Accroître la part à 20% en 2035
Bien que la lutte contre la désindustrialisation n’ait pas été citée en tant que priorité dans le plan triennal 2023-2025, la stratégie industrielle et d’innovation Horizon 2035, élaborée par le ministère de l’Industrie, de l’Energie et des Mines, table sur l’accroissement de la part de la valeur ajoutée industrielle manufacturière dans le PIB à 20% en 2035. La stratégie reconnaît que cet objectif suppose une croissance de la valeur ajoutée de l’industrie manufacturière bien supérieure à celle de la plupart des autres secteurs économiques, à travers une «montée en gamme» dans tous les sous-secteurs vers des productions de haute valeur ajoutée, des investissements nationaux et étrangers de plus en plus élevés et davantage dans des activités à forte intensité technologique.
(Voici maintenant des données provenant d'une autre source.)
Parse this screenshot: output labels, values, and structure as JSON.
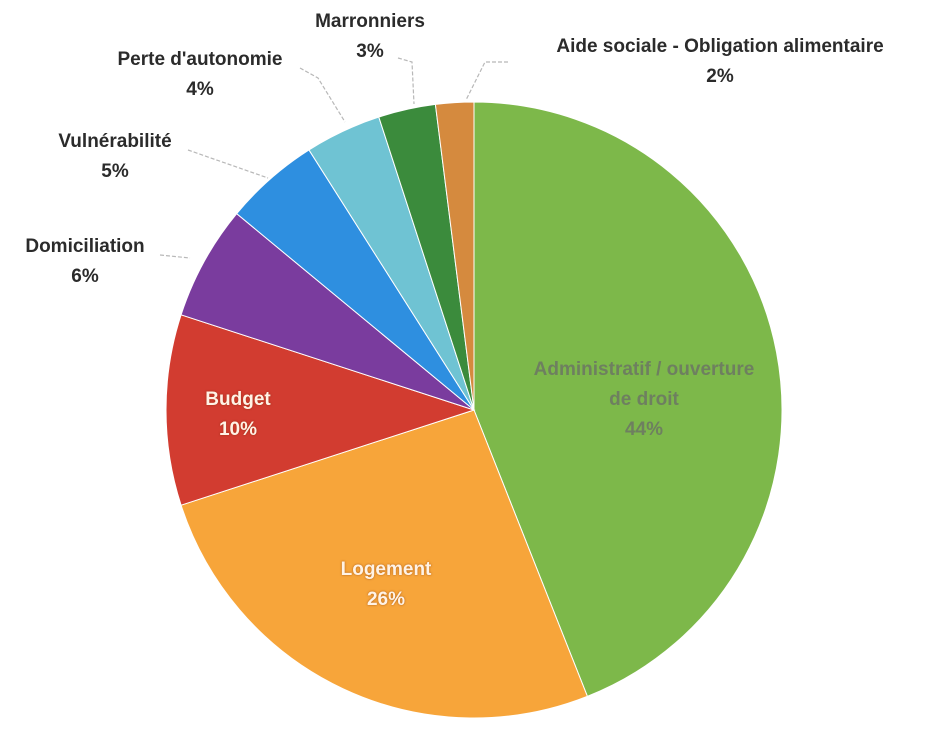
{
  "chart_data": {
    "type": "pie",
    "categories": [
      "Administratif / ouverture de droit",
      "Logement",
      "Budget",
      "Domiciliation",
      "Vulnérabilité",
      "Perte d'autonomie",
      "Marronniers",
      "Aide sociale - Obligation alimentaire"
    ],
    "values": [
      44,
      26,
      10,
      6,
      5,
      4,
      3,
      2
    ],
    "value_labels": [
      "44%",
      "26%",
      "10%",
      "6%",
      "5%",
      "4%",
      "3%",
      "2%"
    ],
    "colors": [
      "#7db84a",
      "#f7a53a",
      "#d23c30",
      "#7a3c9e",
      "#2e8fe0",
      "#6fc3d3",
      "#3b8b3c",
      "#d58a3e"
    ]
  }
}
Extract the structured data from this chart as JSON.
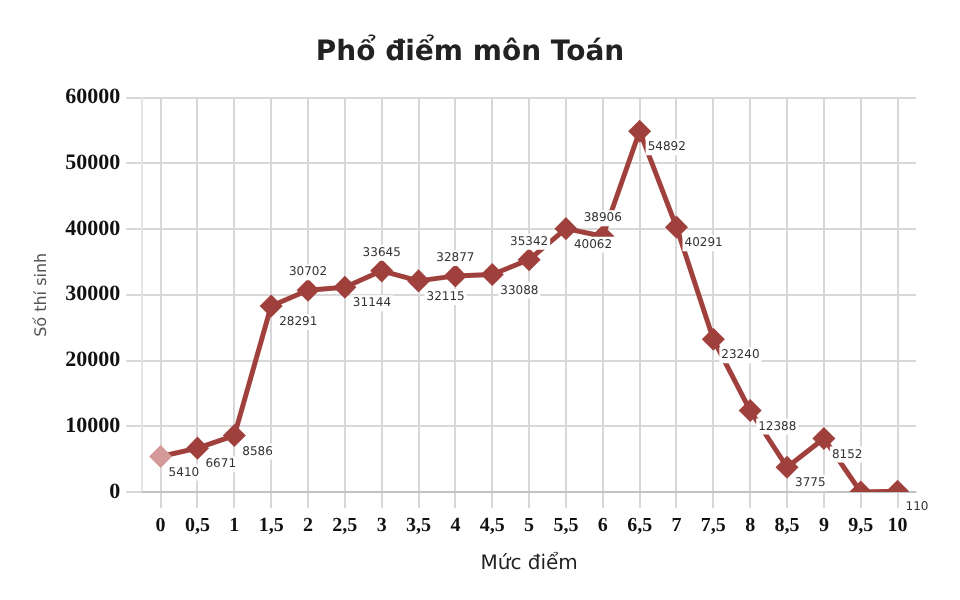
{
  "chart_data": {
    "type": "line",
    "title": "Phổ điểm môn Toán",
    "xlabel": "Mức điểm",
    "ylabel": "Số thí sinh",
    "categories": [
      "0",
      "0,5",
      "1",
      "1,5",
      "2",
      "2,5",
      "3",
      "3,5",
      "4",
      "4,5",
      "5",
      "5,5",
      "6",
      "6,5",
      "7",
      "7,5",
      "8",
      "8,5",
      "9",
      "9,5",
      "10"
    ],
    "series": [
      {
        "color": "#a0403c",
        "values": [
          5410,
          6671,
          8586,
          28291,
          30702,
          31144,
          33645,
          32115,
          32877,
          33088,
          35342,
          40062,
          38906,
          54892,
          40291,
          23240,
          12388,
          3775,
          8152,
          0,
          110
        ],
        "value_labels": [
          "5410",
          "6671",
          "8586",
          "28291",
          "30702",
          "31144",
          "33645",
          "32115",
          "32877",
          "33088",
          "35342",
          "40062",
          "38906",
          "54892",
          "40291",
          "23240",
          "12388",
          "3775",
          "8152",
          null,
          "110"
        ]
      }
    ],
    "ylim": [
      0,
      60000
    ],
    "yticks": [
      0,
      10000,
      20000,
      30000,
      40000,
      50000,
      60000
    ],
    "grid": true,
    "legend": false,
    "marker": "diamond",
    "line_style": "solid"
  }
}
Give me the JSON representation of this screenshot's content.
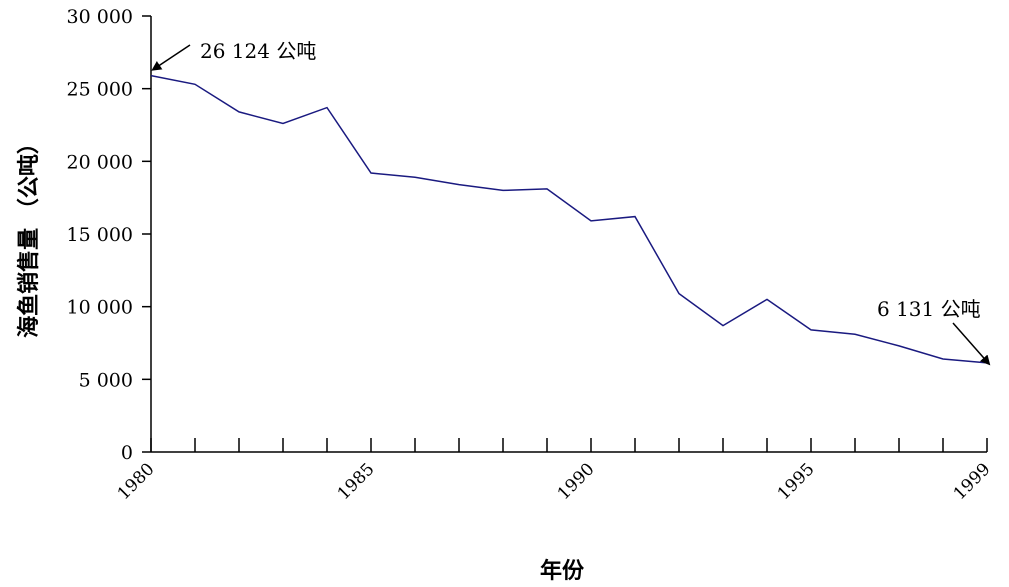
{
  "chart_data": {
    "type": "line",
    "title": "",
    "xlabel": "年份",
    "ylabel": "海鱼销售量 （公吨）",
    "xlim": [
      1980,
      1999
    ],
    "ylim": [
      0,
      30000
    ],
    "x_tick_labels": [
      "1980",
      "1985",
      "1990",
      "1995",
      "1999"
    ],
    "y_tick_labels": [
      "0",
      "5 000",
      "10 000",
      "15 000",
      "20 000",
      "25 000",
      "30 000"
    ],
    "y_ticks": [
      0,
      5000,
      10000,
      15000,
      20000,
      25000,
      30000
    ],
    "x_ticks": [
      1980,
      1985,
      1990,
      1995,
      1999
    ],
    "grid": false,
    "line_color": "#1a1a80",
    "series": [
      {
        "x": [
          1980,
          1981,
          1982,
          1983,
          1984,
          1985,
          1986,
          1987,
          1988,
          1989,
          1990,
          1991,
          1992,
          1993,
          1994,
          1995,
          1996,
          1997,
          1998,
          1999
        ],
        "values": [
          25900,
          25300,
          23400,
          22600,
          23700,
          19200,
          18900,
          18400,
          18000,
          18100,
          15900,
          16200,
          10900,
          8700,
          10500,
          8400,
          8100,
          7300,
          6400,
          6131
        ]
      }
    ],
    "annotations": [
      {
        "text": "26 124 公吨",
        "x": 1980,
        "y": 26124
      },
      {
        "text": "6 131 公吨",
        "x": 1999,
        "y": 6131
      }
    ]
  }
}
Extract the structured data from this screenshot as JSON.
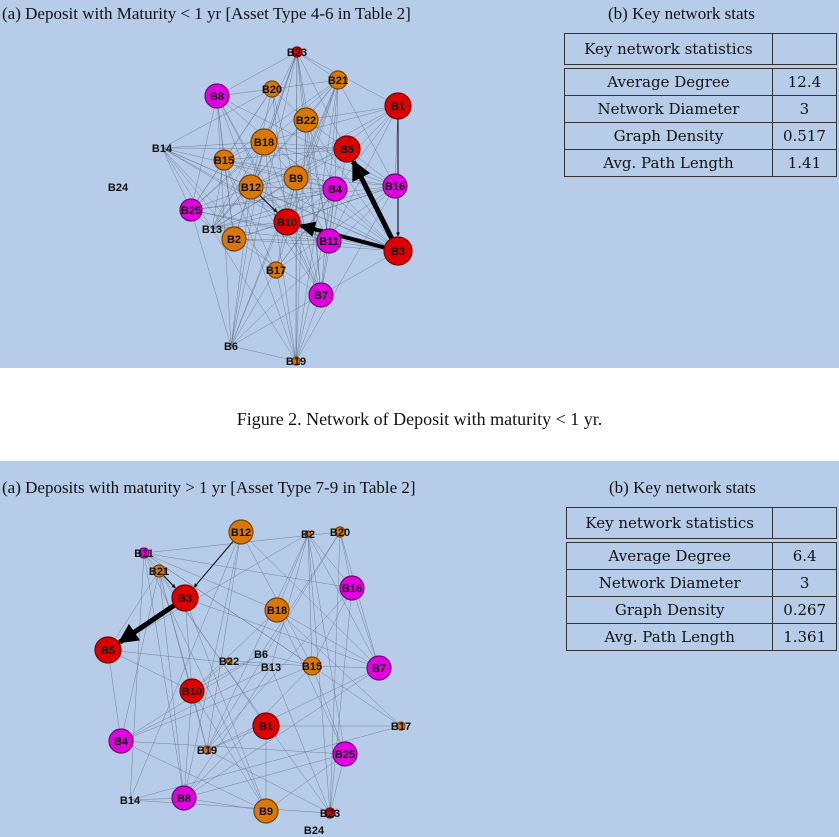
{
  "caption": "Figure 2.   Network of Deposit with maturity < 1 yr.",
  "colors": {
    "red": "#dd0000",
    "orange": "#d8780c",
    "magenta": "#e000e0",
    "background": "#b7cce8"
  },
  "figures": [
    {
      "title_a": "(a) Deposit with Maturity < 1 yr [Asset Type 4-6 in Table 2]",
      "title_b": "(b) Key network stats",
      "table": {
        "header": "Key network statistics",
        "rows": [
          {
            "label": "Average Degree",
            "value": "12.4"
          },
          {
            "label": "Network Diameter",
            "value": "3"
          },
          {
            "label": "Graph Density",
            "value": "0.517"
          },
          {
            "label": "Avg. Path Length",
            "value": "1.41"
          }
        ]
      },
      "nodes": [
        {
          "id": "B1",
          "color": "red",
          "r": 13
        },
        {
          "id": "B2",
          "color": "orange",
          "r": 12
        },
        {
          "id": "B3",
          "color": "red",
          "r": 14
        },
        {
          "id": "B4",
          "color": "magenta",
          "r": 12
        },
        {
          "id": "B5",
          "color": "red",
          "r": 13
        },
        {
          "id": "B6",
          "color": "none",
          "r": 0
        },
        {
          "id": "B7",
          "color": "magenta",
          "r": 12
        },
        {
          "id": "B8",
          "color": "magenta",
          "r": 12
        },
        {
          "id": "B9",
          "color": "orange",
          "r": 12
        },
        {
          "id": "B10",
          "color": "red",
          "r": 13
        },
        {
          "id": "B11",
          "color": "magenta",
          "r": 12
        },
        {
          "id": "B12",
          "color": "orange",
          "r": 12
        },
        {
          "id": "B13",
          "color": "none",
          "r": 0
        },
        {
          "id": "B14",
          "color": "none",
          "r": 0
        },
        {
          "id": "B15",
          "color": "orange",
          "r": 10
        },
        {
          "id": "B16",
          "color": "magenta",
          "r": 12
        },
        {
          "id": "B17",
          "color": "orange",
          "r": 8
        },
        {
          "id": "B18",
          "color": "orange",
          "r": 13
        },
        {
          "id": "B19",
          "color": "orange",
          "r": 4
        },
        {
          "id": "B20",
          "color": "orange",
          "r": 8
        },
        {
          "id": "B21",
          "color": "orange",
          "r": 9
        },
        {
          "id": "B22",
          "color": "orange",
          "r": 12
        },
        {
          "id": "B23",
          "color": "red",
          "r": 5
        },
        {
          "id": "B24",
          "color": "none",
          "r": 0
        },
        {
          "id": "B25",
          "color": "magenta",
          "r": 11
        }
      ],
      "arrows": [
        {
          "from": "B3",
          "to": "B5",
          "weight": 5
        },
        {
          "from": "B3",
          "to": "B10",
          "weight": 4
        },
        {
          "from": "B1",
          "to": "B3",
          "weight": 1
        },
        {
          "from": "B12",
          "to": "B10",
          "weight": 1
        }
      ]
    },
    {
      "title_a": "(a) Deposits with maturity > 1 yr [Asset Type 7-9 in Table 2]",
      "title_b": "(b) Key network stats",
      "table": {
        "header": "Key network statistics",
        "rows": [
          {
            "label": "Average Degree",
            "value": "6.4"
          },
          {
            "label": "Network Diameter",
            "value": "3"
          },
          {
            "label": "Graph Density",
            "value": "0.267"
          },
          {
            "label": "Avg. Path Length",
            "value": "1.361"
          }
        ]
      },
      "nodes": [
        {
          "id": "B1",
          "color": "red",
          "r": 13
        },
        {
          "id": "B2",
          "color": "orange",
          "r": 3
        },
        {
          "id": "B3",
          "color": "red",
          "r": 13
        },
        {
          "id": "B4",
          "color": "magenta",
          "r": 12
        },
        {
          "id": "B5",
          "color": "red",
          "r": 13
        },
        {
          "id": "B6",
          "color": "none",
          "r": 0
        },
        {
          "id": "B7",
          "color": "magenta",
          "r": 12
        },
        {
          "id": "B8",
          "color": "magenta",
          "r": 12
        },
        {
          "id": "B9",
          "color": "orange",
          "r": 12
        },
        {
          "id": "B10",
          "color": "red",
          "r": 12
        },
        {
          "id": "B11",
          "color": "magenta",
          "r": 5
        },
        {
          "id": "B12",
          "color": "orange",
          "r": 12
        },
        {
          "id": "B13",
          "color": "none",
          "r": 0
        },
        {
          "id": "B14",
          "color": "none",
          "r": 0
        },
        {
          "id": "B15",
          "color": "orange",
          "r": 9
        },
        {
          "id": "B16",
          "color": "magenta",
          "r": 12
        },
        {
          "id": "B17",
          "color": "orange",
          "r": 4
        },
        {
          "id": "B18",
          "color": "orange",
          "r": 12
        },
        {
          "id": "B19",
          "color": "orange",
          "r": 4
        },
        {
          "id": "B20",
          "color": "orange",
          "r": 5
        },
        {
          "id": "B21",
          "color": "orange",
          "r": 6
        },
        {
          "id": "B22",
          "color": "orange",
          "r": 3
        },
        {
          "id": "B23",
          "color": "red",
          "r": 5
        },
        {
          "id": "B24",
          "color": "none",
          "r": 0
        },
        {
          "id": "B25",
          "color": "magenta",
          "r": 12
        }
      ],
      "arrows": [
        {
          "from": "B3",
          "to": "B5",
          "weight": 5
        },
        {
          "from": "B12",
          "to": "B3",
          "weight": 1
        },
        {
          "from": "B21",
          "to": "B3",
          "weight": 1
        }
      ]
    }
  ]
}
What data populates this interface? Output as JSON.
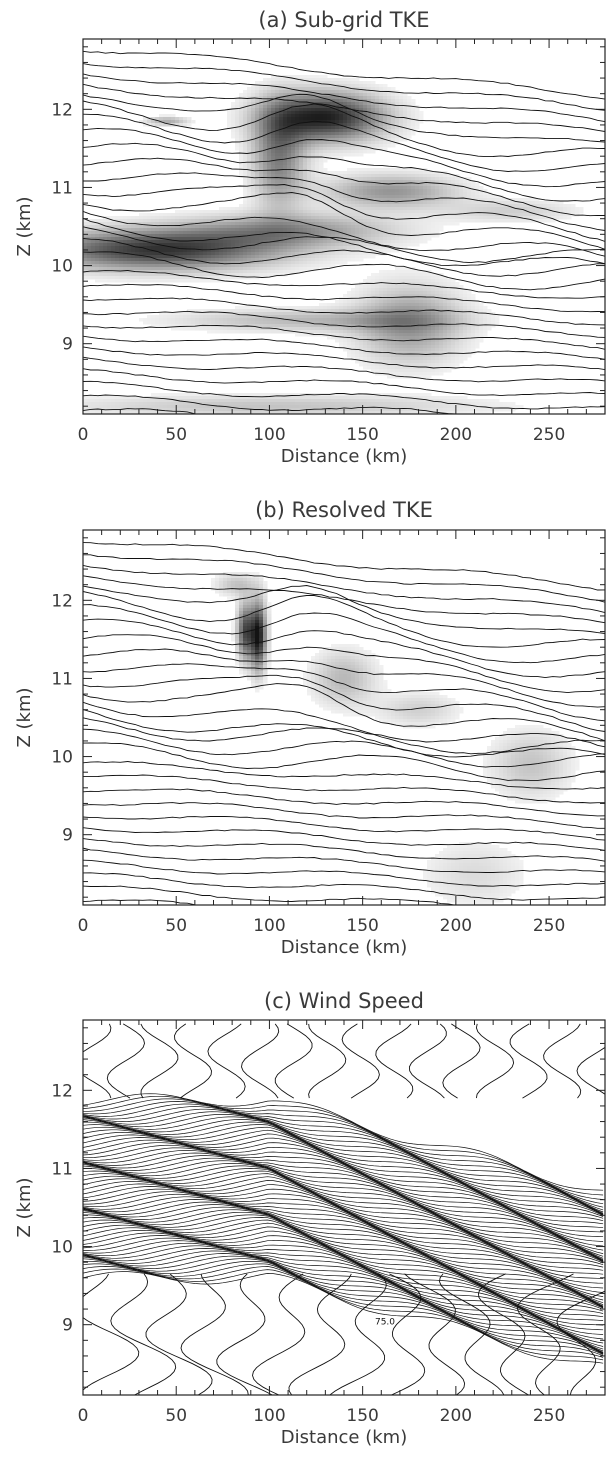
{
  "chart_data": [
    {
      "type": "contour",
      "title": "(a) Sub-grid TKE",
      "xlabel": "Distance (km)",
      "ylabel": "Z (km)",
      "xlim": [
        0,
        280
      ],
      "ylim": [
        8.1,
        12.9
      ],
      "xticks": [
        0,
        50,
        100,
        150,
        200,
        250
      ],
      "yticks": [
        9,
        10,
        11,
        12
      ],
      "shading": "grayscale",
      "shaded_features": [
        {
          "x": 130,
          "z": 11.9,
          "sx": 22,
          "sz": 0.22,
          "intensity": 0.95
        },
        {
          "x": 105,
          "z": 11.4,
          "sx": 10,
          "sz": 0.45,
          "intensity": 0.55
        },
        {
          "x": 40,
          "z": 10.2,
          "sx": 45,
          "sz": 0.18,
          "intensity": 0.85
        },
        {
          "x": 110,
          "z": 10.45,
          "sx": 40,
          "sz": 0.15,
          "intensity": 0.45
        },
        {
          "x": 165,
          "z": 10.95,
          "sx": 25,
          "sz": 0.15,
          "intensity": 0.45
        },
        {
          "x": 175,
          "z": 9.25,
          "sx": 20,
          "sz": 0.35,
          "intensity": 0.45
        },
        {
          "x": 120,
          "z": 9.3,
          "sx": 50,
          "sz": 0.1,
          "intensity": 0.3
        },
        {
          "x": 100,
          "z": 8.2,
          "sx": 80,
          "sz": 0.1,
          "intensity": 0.25
        },
        {
          "x": 230,
          "z": 10.7,
          "sx": 25,
          "sz": 0.1,
          "intensity": 0.2
        },
        {
          "x": 45,
          "z": 11.85,
          "sx": 8,
          "sz": 0.04,
          "intensity": 0.35
        }
      ]
    },
    {
      "type": "contour",
      "title": "(b) Resolved TKE",
      "xlabel": "Distance (km)",
      "ylabel": "Z (km)",
      "xlim": [
        0,
        280
      ],
      "ylim": [
        8.1,
        12.9
      ],
      "xticks": [
        0,
        50,
        100,
        150,
        200,
        250
      ],
      "yticks": [
        9,
        10,
        11,
        12
      ],
      "shading": "grayscale",
      "shaded_features": [
        {
          "x": 94,
          "z": 11.55,
          "sx": 3,
          "sz": 0.3,
          "intensity": 1.0
        },
        {
          "x": 87,
          "z": 11.6,
          "sx": 3,
          "sz": 0.25,
          "intensity": 0.75
        },
        {
          "x": 82,
          "z": 12.2,
          "sx": 8,
          "sz": 0.1,
          "intensity": 0.25
        },
        {
          "x": 140,
          "z": 11.0,
          "sx": 12,
          "sz": 0.25,
          "intensity": 0.3
        },
        {
          "x": 180,
          "z": 10.6,
          "sx": 15,
          "sz": 0.15,
          "intensity": 0.2
        },
        {
          "x": 240,
          "z": 9.9,
          "sx": 15,
          "sz": 0.3,
          "intensity": 0.25
        },
        {
          "x": 210,
          "z": 8.5,
          "sx": 20,
          "sz": 0.3,
          "intensity": 0.15
        }
      ]
    },
    {
      "type": "contour",
      "title": "(c) Wind Speed",
      "xlabel": "Distance (km)",
      "ylabel": "Z (km)",
      "xlim": [
        0,
        280
      ],
      "ylim": [
        8.1,
        12.9
      ],
      "xticks": [
        0,
        50,
        100,
        150,
        200,
        250
      ],
      "yticks": [
        9,
        10,
        11,
        12
      ],
      "contour_labels": [
        {
          "text": "75.0",
          "x": 162,
          "z": 9.04
        }
      ]
    }
  ]
}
Cette nécessaire transition de l’industrie tunisienne ne sera pas du tout repos. Elle nécessite des conditions préalables qui ont été, par ailleurs, identifiées par la stratégie, il s’agit notamment de l’instauration d’environnement favorable au développement des investissements et des activités économiques, du renforcement des nouvelles spécialisations et de l’encouragement de l’innovation et des transitions numérique et écologique de l’industrie.